Si, au Nord de Lourdes comme à Bartrès, Adé ou Poueyferré, on trouve encore des fermes en U, à cour fermée, copies modestes des grandes propriétés de la plaine d’Ossun (XVIIIe-XIXe siècles), en partant vers la montagne, cette architecture devient de moins en moins ostentatoire. Les villages ont un bâti plus serré. Les cours de fermes, quand elles existent, sont plus petites ; tandis que les imposants portails (portàus) ont disparu. Les remises et granges (bordes) sont souvent construites à l’extérieur du village, en bordure des prés et des estives.

Cette architecture rurale du Pays de Lourdes est pauvre par définition : l’usage de la pierre de taille (marbre gris)  est limité à l’essentiel, comme les encadrements d’ouverture (quand ils ne sont pas en bois). Parfois, dans les maisons les plus riches, les linteaux des portes sont  décorés, soit d'une sculpture (qui sert parfois de repoussoir aux mauvais esprits), soit d'une simple date (celle de la construction). Il y a peu de chaînage d’angle taillé. La maçonnerie est réalisée par superposition de galets ou de blocs de granit éclaté liés au mortier gris. Ils sont généralement cachés par un enduit grossier. Malgré cette sobriété de moyens, cette architecture a du style, avec ses curieux toits à rupture de bas de pente (coyaux) et à retour en capuchon sur les pignons (demi-croupe).

Le souvenir de toitures en chaume de seigle ou de blé  persiste parfois, avec la présence de rares pignons en marches d’escaliers, dits redents ou penàus. Celles-ci sont couvertes de dalles de schiste scellées dans la maçonnerie. Ces penàus qui protégeaient le chaume du vent, permettaient aussi d’accéder plus facilement au faîtage pour faciliter son remplacement. Ils ont généralement été démolis lors de la mise en place de la première couverture en ardoise ou lausas (plus chère, mais à longue durée de vie). 


Toit de chaume Sazos
                   Maison à chaume et penàus

Artalens        Artalens, belle maison à redents et au toit jadis couvert de chaume.
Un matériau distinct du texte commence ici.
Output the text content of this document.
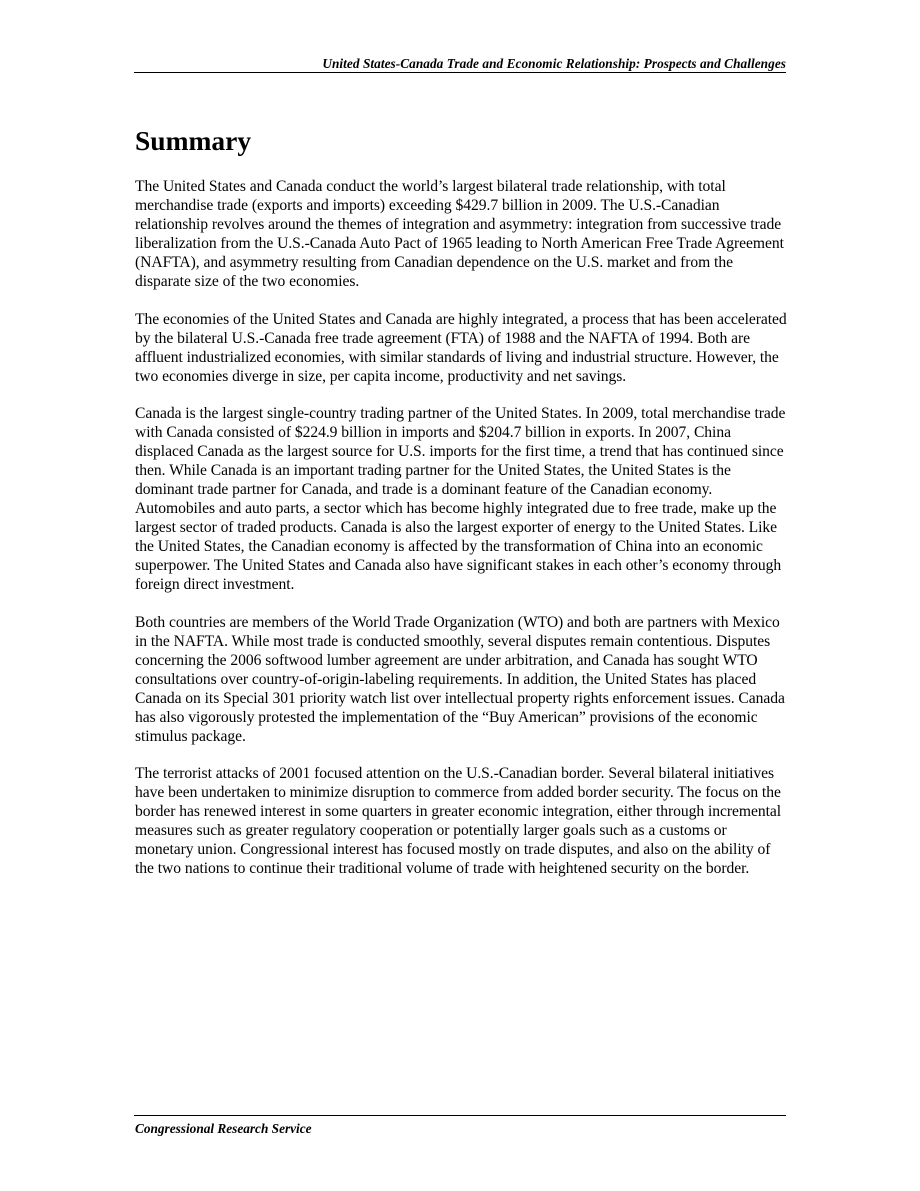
United States-Canada Trade and Economic Relationship: Prospects and Challenges
Summary

The United States and Canada conduct the world’s largest bilateral trade relationship, with total merchandise trade (exports and imports) exceeding $429.7 billion in 2009. The U.S.-Canadian relationship revolves around the themes of integration and asymmetry: integration from successive trade liberalization from the U.S.-Canada Auto Pact of 1965 leading to North American Free Trade Agreement (NAFTA), and asymmetry resulting from Canadian dependence on the U.S. market and from the disparate size of the two economies.

The economies of the United States and Canada are highly integrated, a process that has been accelerated by the bilateral U.S.-Canada free trade agreement (FTA) of 1988 and the NAFTA of 1994. Both are affluent industrialized economies, with similar standards of living and industrial structure. However, the two economies diverge in size, per capita income, productivity and net savings.

Canada is the largest single-country trading partner of the United States. In 2009, total merchandise trade with Canada consisted of $224.9 billion in imports and $204.7 billion in exports. In 2007, China displaced Canada as the largest source for U.S. imports for the first time, a trend that has continued since then. While Canada is an important trading partner for the United States, the United States is the dominant trade partner for Canada, and trade is a dominant feature of the Canadian economy. Automobiles and auto parts, a sector which has become highly integrated due to free trade, make up the largest sector of traded products. Canada is also the largest exporter of energy to the United States. Like the United States, the Canadian economy is affected by the transformation of China into an economic superpower. The United States and Canada also have significant stakes in each other’s economy through foreign direct investment.

Both countries are members of the World Trade Organization (WTO) and both are partners with Mexico in the NAFTA. While most trade is conducted smoothly, several disputes remain contentious. Disputes concerning the 2006 softwood lumber agreement are under arbitration, and Canada has sought WTO consultations over country-of-origin-labeling requirements. In addition, the United States has placed Canada on its Special 301 priority watch list over intellectual property rights enforcement issues. Canada has also vigorously protested the implementation of the “Buy American” provisions of the economic stimulus package.

The terrorist attacks of 2001 focused attention on the U.S.-Canadian border. Several bilateral initiatives have been undertaken to minimize disruption to commerce from added border security. The focus on the border has renewed interest in some quarters in greater economic integration, either through incremental measures such as greater regulatory cooperation or potentially larger goals such as a customs or monetary union. Congressional interest has focused mostly on trade disputes, and also on the ability of the two nations to continue their traditional volume of trade with heightened security on the border.

Congressional Research Service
Photo J. Omnès

Toit de chaume Cyril Morelle Photo de Cyril Morelle

Gaillagos
                                                             Gaillagos, un village bigourdan parmi d'autres

                                           Les Bigourdanes


Les couvertures sont d'ardoises épaisses et irrégulières. Elles sont fixées au clou sur des lattis de châtaignier.
Les ardoises lourdaises étaient réputées pour être moins grossières que celles des vallées d'Aspe ou d'Ossau.
Ces couvertures étaient à pureau décroissant. Elles recevaient des ardoises de faîtage plus petites, plus fines et moins solides que celles du bas de pente. Cette pente est raide pour évacuer rapidement les eaux de pluie et la neige. Dans les toits plus récents, l'ardoise est plus fine et plus régulière et elle est fixée au crochet. Tous ces toits ont une rupture de pente ou coyau dans la partie basse afin d'évacuer encore plus rapidement la neige. Voir photos ci-après.
Ces couvertures sont souvent percées de petites ouvertures, houteaux ou chatière pour l’aération. Les maisons les plus riches possèdent  des lucarnes, de deux à quatre, hautes et étroites dont les jouées sont également couvertes d'ardoises. Leur toiture à l'avant de leur faîtage possède une croupe, soit droite, soit arrondie et légèrement débordante. Ces dernières lucarnes, plus gracieuses, sont appelées lucarne à capucine, à cause de leur forme qui fait penser à une capuche de moine.
Les volets de bois sont maintenus ouverts par une barre transversale emboitée dans deux supports. C'était avant l'apparition des petites figurines mobiles de fonte.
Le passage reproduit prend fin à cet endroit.